Tara sólo negó con la cabeza. — Creí
prudente callar, pensando que debe existir una razón por la que no desearan
decírnoslo… ¿Es por temor hacia las réplicas?... ¿Orgullo?... ¿Vergüenza?
—cuestionó, preocupada por el prolongado silencio en el que sus padres se
mantuvieron.
— Son
mi sangre —respondió Avanish, primero—, hijas
de un dios con una mortal. Protegerlas
era nuestro deseo, e impedir que el ego
contaminara sus almas nuestra intención.
Hécate asintió para proseguir—: Tú y
Danhiri nacieron con un gran poder que otros podrían querer aprovechar o
lastimar. Iguales en cuerpo, pero diferentes en alma; tú con dotes de oráculo y
Danhiri con la fuerza de un titán… las hermosas hijas de Avanish, el primer
Shaman King, su legado para esta nueva era… Callé por temor a eso —la Patrono
confesó con pesar, reviviendo en sus memorias los momentos difíciles, pero a la
vez dichosos, de su vida—. El señor Avanish no lo supo… no le permití saberlo,
ni a nadie… pero mis hermanas lo descubrieron e intentaron apropiarse de
ustedes y hacer su voluntad —. Ese viejo rencor inundó sus ojos de lágrimas por
unos momentos—. No culpes al señor Avanish de tu tragedia, hija mía. Fui yo
quien creyó que lo mejor sería mantenernos alejadas y no interponernos en su
camino… uno que yo sabía se cumpliría en su momento. —Hécate contempló a su
señor con ojos de amor.
La mujer lo conoció cuando la juventud aún
iluminaba su rostro, y aunque el tiempo en ella no se detenía, a diferencia de
en su señor, los sentimientos que formó continuaban tan fuertes como desde
aquel día en que se entregó a él, en cuerpo y alma.
Tara percibía esos sentimientos a su
alrededor, el amor de su madre por su padre.

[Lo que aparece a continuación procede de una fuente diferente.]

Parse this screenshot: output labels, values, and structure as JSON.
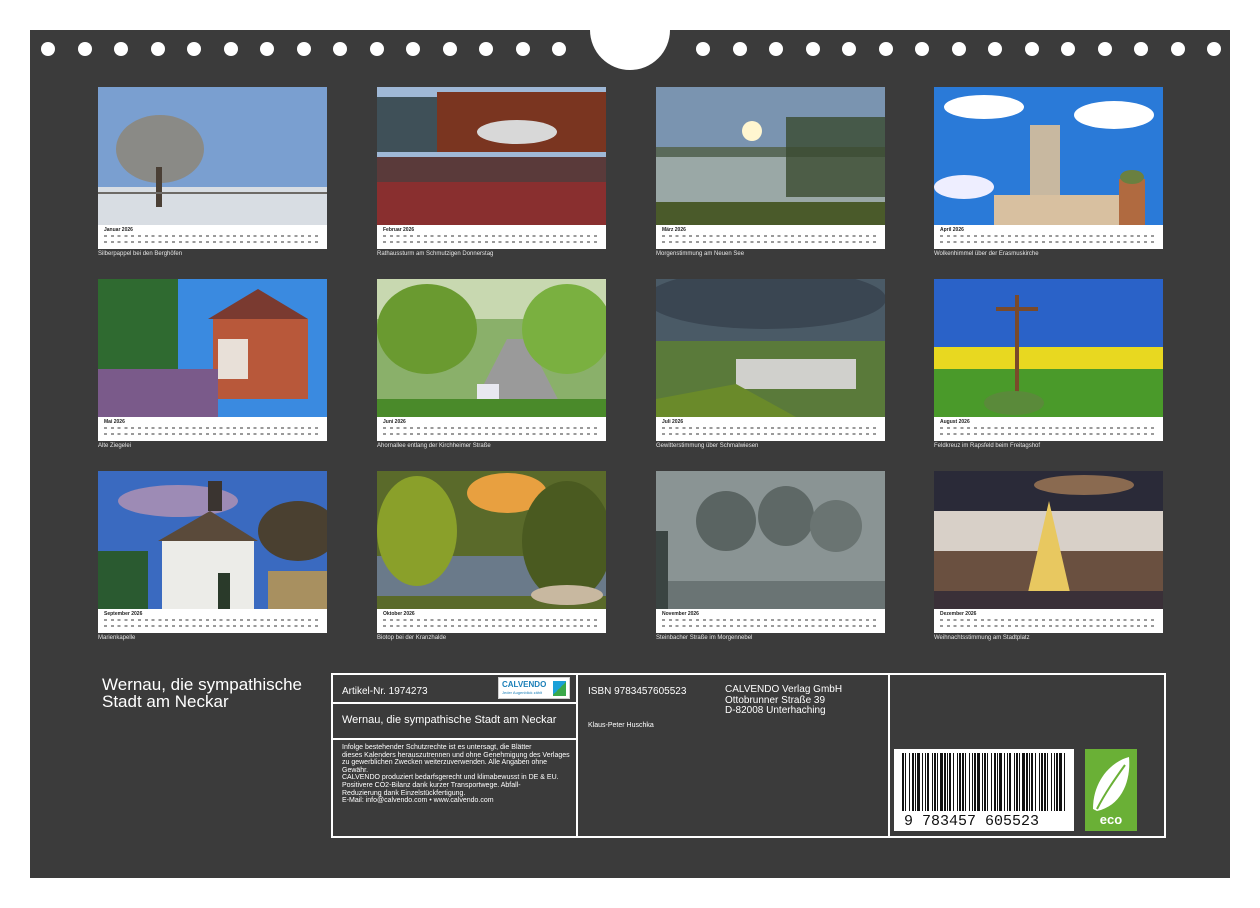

Era triste no poder sentir que
fueran correspondidos, ningún sentimiento fluía del corazón de su padre… pero
siempre ha sido así.
Nunca ha sido capaz de leer sus
emociones, ni percibirlas con la misma facilidad con la que siente a los demás.
Pero es claro que todas las atenciones recibidas de él reflejaban su amor por
ellas… jamás lo dirá con palabras, ni con afecto físico, pero sí con
conocimiento, cuidados y protección…
Quizá los dioses tienen esa habilidad,
esconder sus corazones de los mortales. ¿Con qué propósito? Tal vez no estaba
en los humanos comprender los sentimientos de seres de tan elevada existencia…

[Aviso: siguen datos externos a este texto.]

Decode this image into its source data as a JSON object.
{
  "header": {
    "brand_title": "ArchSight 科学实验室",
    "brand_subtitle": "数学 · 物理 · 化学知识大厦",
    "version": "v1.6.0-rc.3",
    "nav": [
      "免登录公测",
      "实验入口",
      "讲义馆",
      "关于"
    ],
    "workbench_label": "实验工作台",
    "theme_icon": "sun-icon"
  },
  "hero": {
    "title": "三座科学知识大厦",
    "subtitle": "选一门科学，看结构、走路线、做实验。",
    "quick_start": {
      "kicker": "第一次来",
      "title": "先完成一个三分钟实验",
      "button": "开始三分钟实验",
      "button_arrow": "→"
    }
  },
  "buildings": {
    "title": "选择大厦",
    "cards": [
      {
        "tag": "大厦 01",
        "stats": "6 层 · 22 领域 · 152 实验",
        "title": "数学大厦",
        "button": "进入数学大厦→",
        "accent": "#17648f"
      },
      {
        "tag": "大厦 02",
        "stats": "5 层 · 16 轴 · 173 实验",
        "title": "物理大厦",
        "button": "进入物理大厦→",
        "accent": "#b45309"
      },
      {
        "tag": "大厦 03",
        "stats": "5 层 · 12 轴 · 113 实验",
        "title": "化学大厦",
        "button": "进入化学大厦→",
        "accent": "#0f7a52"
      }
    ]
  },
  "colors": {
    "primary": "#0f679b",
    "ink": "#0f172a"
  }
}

o sólo es su manera de ocultar alguna debilidad y así proteger su inmortalidad.
— No los culpo —Tara dijo al fin,
estirando su brazo libre en un intento de sujetar la mano de su padre.
Avanish contempló esa delicada mano, la
cual parecía no querer tomar, pero al final la cogió con cuidado.
Tara sonrió al sentirse feliz, pero de
golpe recordó todas las preocupaciones que había en su alma, y una urgencia por
exteriorizarlas la hizo temblar.
— Danhiri… ¿ella… está? —La sola idea de
haber perdido a su gemela la sobrecogió.
— Vive —respondió su madre—. Gracias al
esfuerzo de todos nosotros su vida ya no corre peligro, pero —Hécate pausó de
forma involuntaria—, es posible que no desee volver a luchar…
— No
hará falta —Avanish se adelantó, con su voz calma—. Ni Danhiri, ni Tara volverán a pisar el campo de batalla… Ya no son
necesarias —sentenció, soltando la mano de su hija al ponerse de pie.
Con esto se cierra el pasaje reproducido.